Project Management: The project is due on Friday inweek13.

Slides:



Advertisements
Similar presentations
Traditional IR models Jian-Yun Nie.
Advertisements

Modern information retrieval Modelling. Introduction IR systems usually adopt index terms to process queries IR systems usually adopt index terms to process.
Basic IR: Modeling Basic IR Task: Slightly more complex:
INSTRUCTOR: DR.NICK EVANGELOPOULOS PRESENTED BY: QIUXIA WU CHAPTER 2 Information retrieval DSCI 5240.
The Probabilistic Model.
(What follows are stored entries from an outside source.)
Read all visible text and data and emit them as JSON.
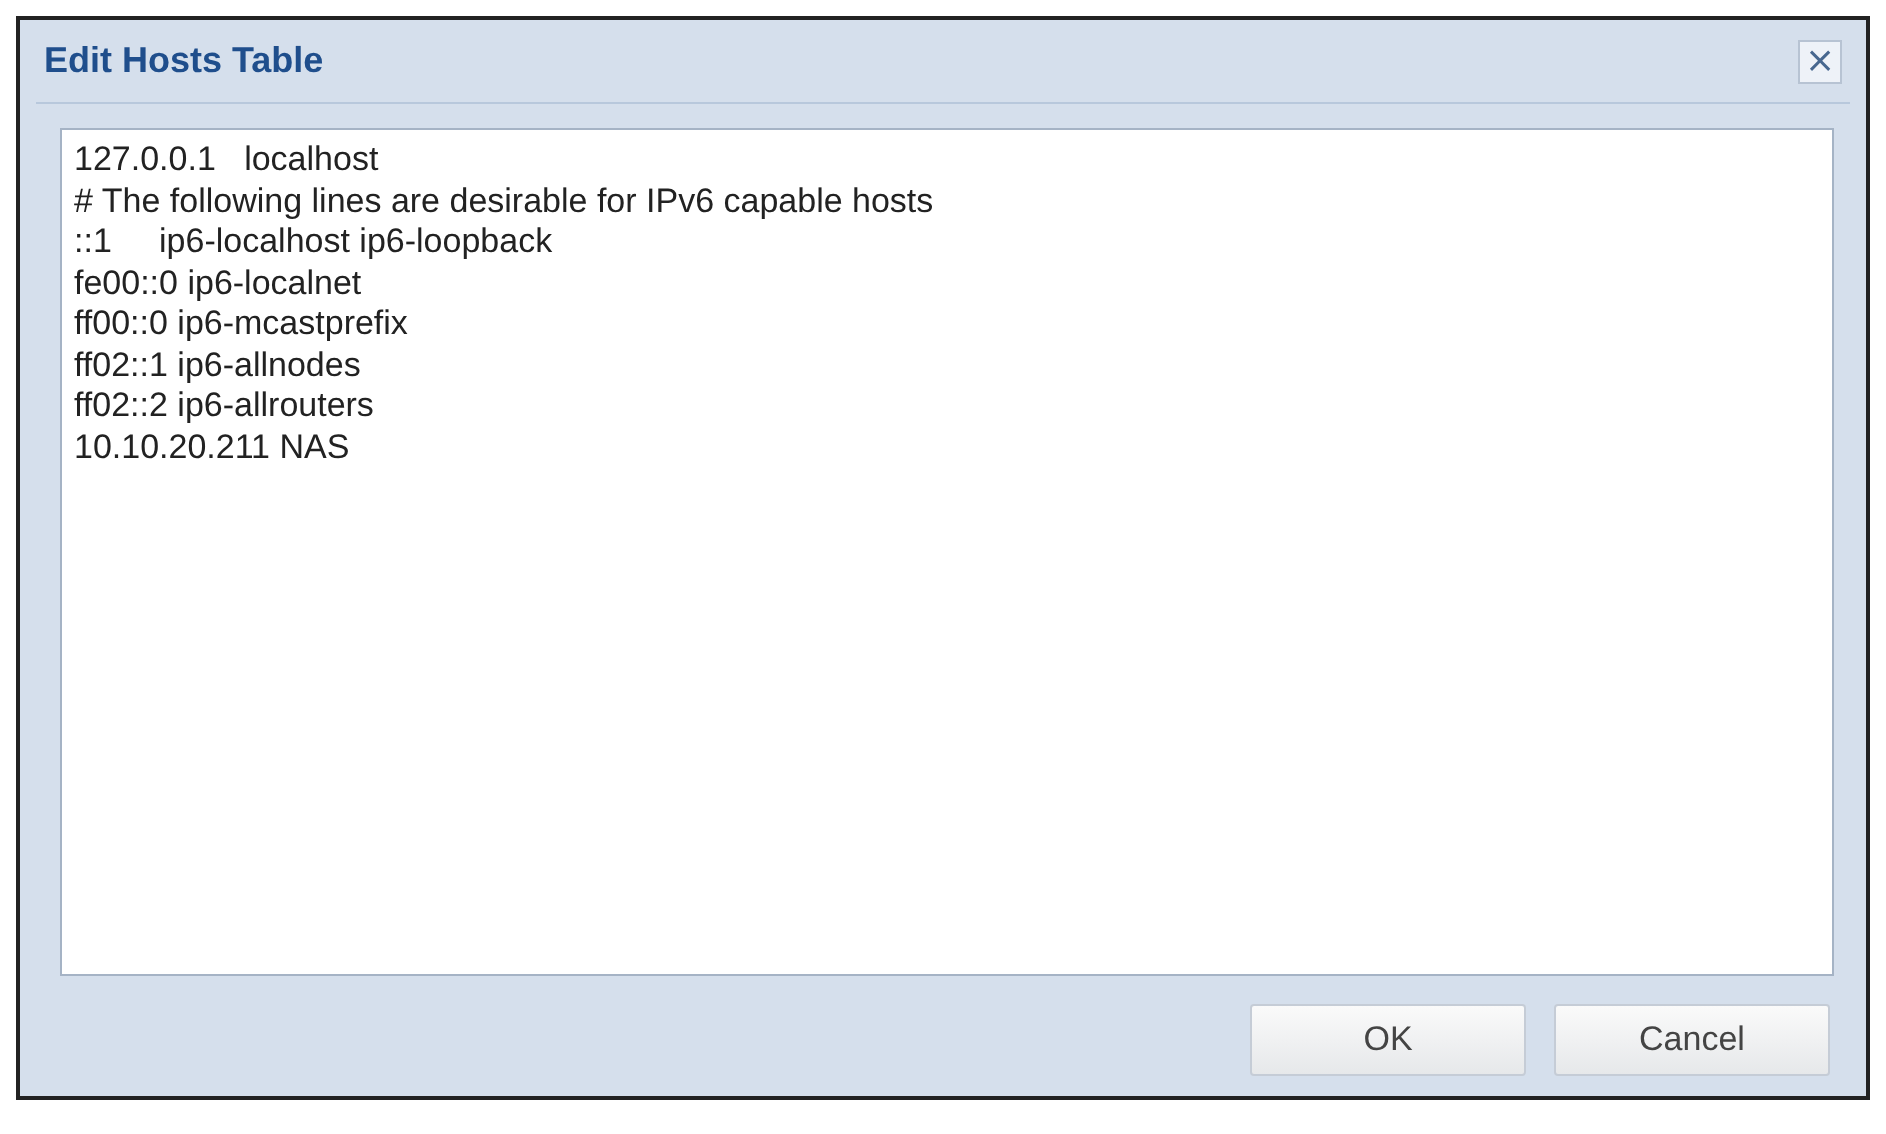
{
  "window": {
    "title": "Edit Hosts Table",
    "close": "×"
  },
  "editor": {
    "lines": [
      "127.0.0.1   localhost",
      "# The following lines are desirable for IPv6 capable hosts",
      "::1     ip6-localhost ip6-loopback",
      "fe00::0 ip6-localnet",
      "ff00::0 ip6-mcastprefix",
      "ff02::1 ip6-allnodes",
      "ff02::2 ip6-allrouters",
      "10.10.20.211 NAS"
    ]
  },
  "buttons": [
    "OK",
    "Cancel"
  ]
}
Probabilistic Model n Objective: to capture the IR problem using a probabilistic framework; n Given a user query, there is an.
Extended Boolean Model n Boolean model is simple and elegant. n But, no provision for a ranking n As with the fuzzy model, a ranking can be obtained by.
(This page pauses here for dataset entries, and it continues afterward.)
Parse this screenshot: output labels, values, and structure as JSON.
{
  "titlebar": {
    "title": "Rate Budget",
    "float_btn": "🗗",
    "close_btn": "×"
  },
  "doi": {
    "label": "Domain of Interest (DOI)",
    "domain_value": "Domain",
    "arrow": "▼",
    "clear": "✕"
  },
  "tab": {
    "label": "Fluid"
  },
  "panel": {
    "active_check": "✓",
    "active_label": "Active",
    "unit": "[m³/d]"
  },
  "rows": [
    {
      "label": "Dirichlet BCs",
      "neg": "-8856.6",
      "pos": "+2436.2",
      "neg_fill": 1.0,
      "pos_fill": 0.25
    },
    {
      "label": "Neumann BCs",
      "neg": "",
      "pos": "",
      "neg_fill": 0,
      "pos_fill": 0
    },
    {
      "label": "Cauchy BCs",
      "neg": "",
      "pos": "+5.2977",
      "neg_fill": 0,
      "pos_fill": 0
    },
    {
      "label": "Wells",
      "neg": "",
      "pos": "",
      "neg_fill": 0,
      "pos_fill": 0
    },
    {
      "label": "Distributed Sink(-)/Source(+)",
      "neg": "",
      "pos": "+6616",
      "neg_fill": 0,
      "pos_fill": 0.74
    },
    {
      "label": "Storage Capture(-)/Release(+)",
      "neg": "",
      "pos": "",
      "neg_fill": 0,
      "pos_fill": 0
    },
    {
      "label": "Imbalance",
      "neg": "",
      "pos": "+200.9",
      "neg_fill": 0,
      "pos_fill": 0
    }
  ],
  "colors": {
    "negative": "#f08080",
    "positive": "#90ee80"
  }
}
Fuzzy Expert System. Basic Notions 1.Fuzzy Sets 2.Fuzzy representation in computer 3.Linguistic variables and hedges 4.Operations of fuzzy sets 5.Fuzzy.
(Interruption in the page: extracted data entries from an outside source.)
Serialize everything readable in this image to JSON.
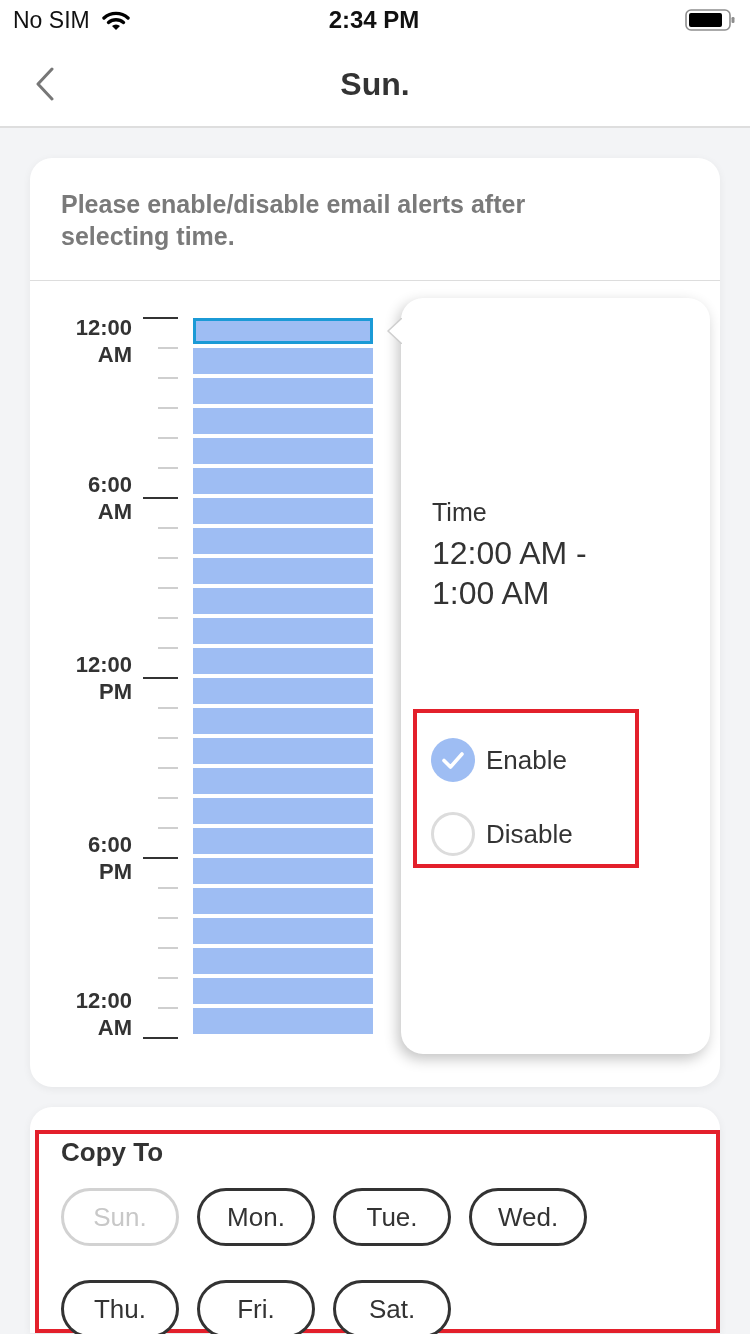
{
  "status_bar": {
    "carrier": "No SIM",
    "time": "2:34 PM"
  },
  "nav_bar": {
    "title": "Sun."
  },
  "schedule": {
    "instruction": "Please enable/disable email alerts after selecting time.",
    "axis_labels": [
      "12:00 AM",
      "6:00 AM",
      "12:00 PM",
      "6:00 PM",
      "12:00 AM"
    ],
    "slots": [
      {
        "selected": true,
        "enabled": true
      },
      {
        "selected": false,
        "enabled": true
      },
      {
        "selected": false,
        "enabled": true
      },
      {
        "selected": false,
        "enabled": true
      },
      {
        "selected": false,
        "enabled": true
      },
      {
        "selected": false,
        "enabled": true
      },
      {
        "selected": false,
        "enabled": true
      },
      {
        "selected": false,
        "enabled": true
      },
      {
        "selected": false,
        "enabled": true
      },
      {
        "selected": false,
        "enabled": true
      },
      {
        "selected": false,
        "enabled": true
      },
      {
        "selected": false,
        "enabled": true
      },
      {
        "selected": false,
        "enabled": true
      },
      {
        "selected": false,
        "enabled": true
      },
      {
        "selected": false,
        "enabled": true
      },
      {
        "selected": false,
        "enabled": true
      },
      {
        "selected": false,
        "enabled": true
      },
      {
        "selected": false,
        "enabled": true
      },
      {
        "selected": false,
        "enabled": true
      },
      {
        "selected": false,
        "enabled": true
      },
      {
        "selected": false,
        "enabled": true
      },
      {
        "selected": false,
        "enabled": true
      },
      {
        "selected": false,
        "enabled": true
      },
      {
        "selected": false,
        "enabled": true
      }
    ],
    "popover": {
      "label": "Time",
      "value": "12:00 AM - 1:00 AM",
      "options": [
        {
          "label": "Enable",
          "selected": true
        },
        {
          "label": "Disable",
          "selected": false
        }
      ]
    }
  },
  "copy_to": {
    "title": "Copy To",
    "days": [
      {
        "label": "Sun.",
        "disabled": true,
        "selected": false
      },
      {
        "label": "Mon.",
        "disabled": false,
        "selected": false
      },
      {
        "label": "Tue.",
        "disabled": false,
        "selected": false
      },
      {
        "label": "Wed.",
        "disabled": false,
        "selected": false
      },
      {
        "label": "Thu.",
        "disabled": false,
        "selected": false
      },
      {
        "label": "Fri.",
        "disabled": false,
        "selected": false
      },
      {
        "label": "Sat.",
        "disabled": false,
        "selected": false
      }
    ]
  }
}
Modern Information Retrieval by R. Baeza-Yates and B. Ribeiro-Neto
CS 430 / INFO 430 Information Retrieval
Web Search - Summer Term 2006 II. Information Retrieval (Basics Cont.)
IR Models: Overview, Boolean, and Vector
ISP 433/533 Week 2 IR Models.
Models for Information Retrieval Mainly used in science and research, (probably?) less often in real systems But: Research results have significance for.
Fussy Set Theory Definition A fuzzy subset A of a universe of discourse U is characterized by a membership function which associate with each element u.
Learning Techniques for Information Retrieval Perceptron algorithm Least mean.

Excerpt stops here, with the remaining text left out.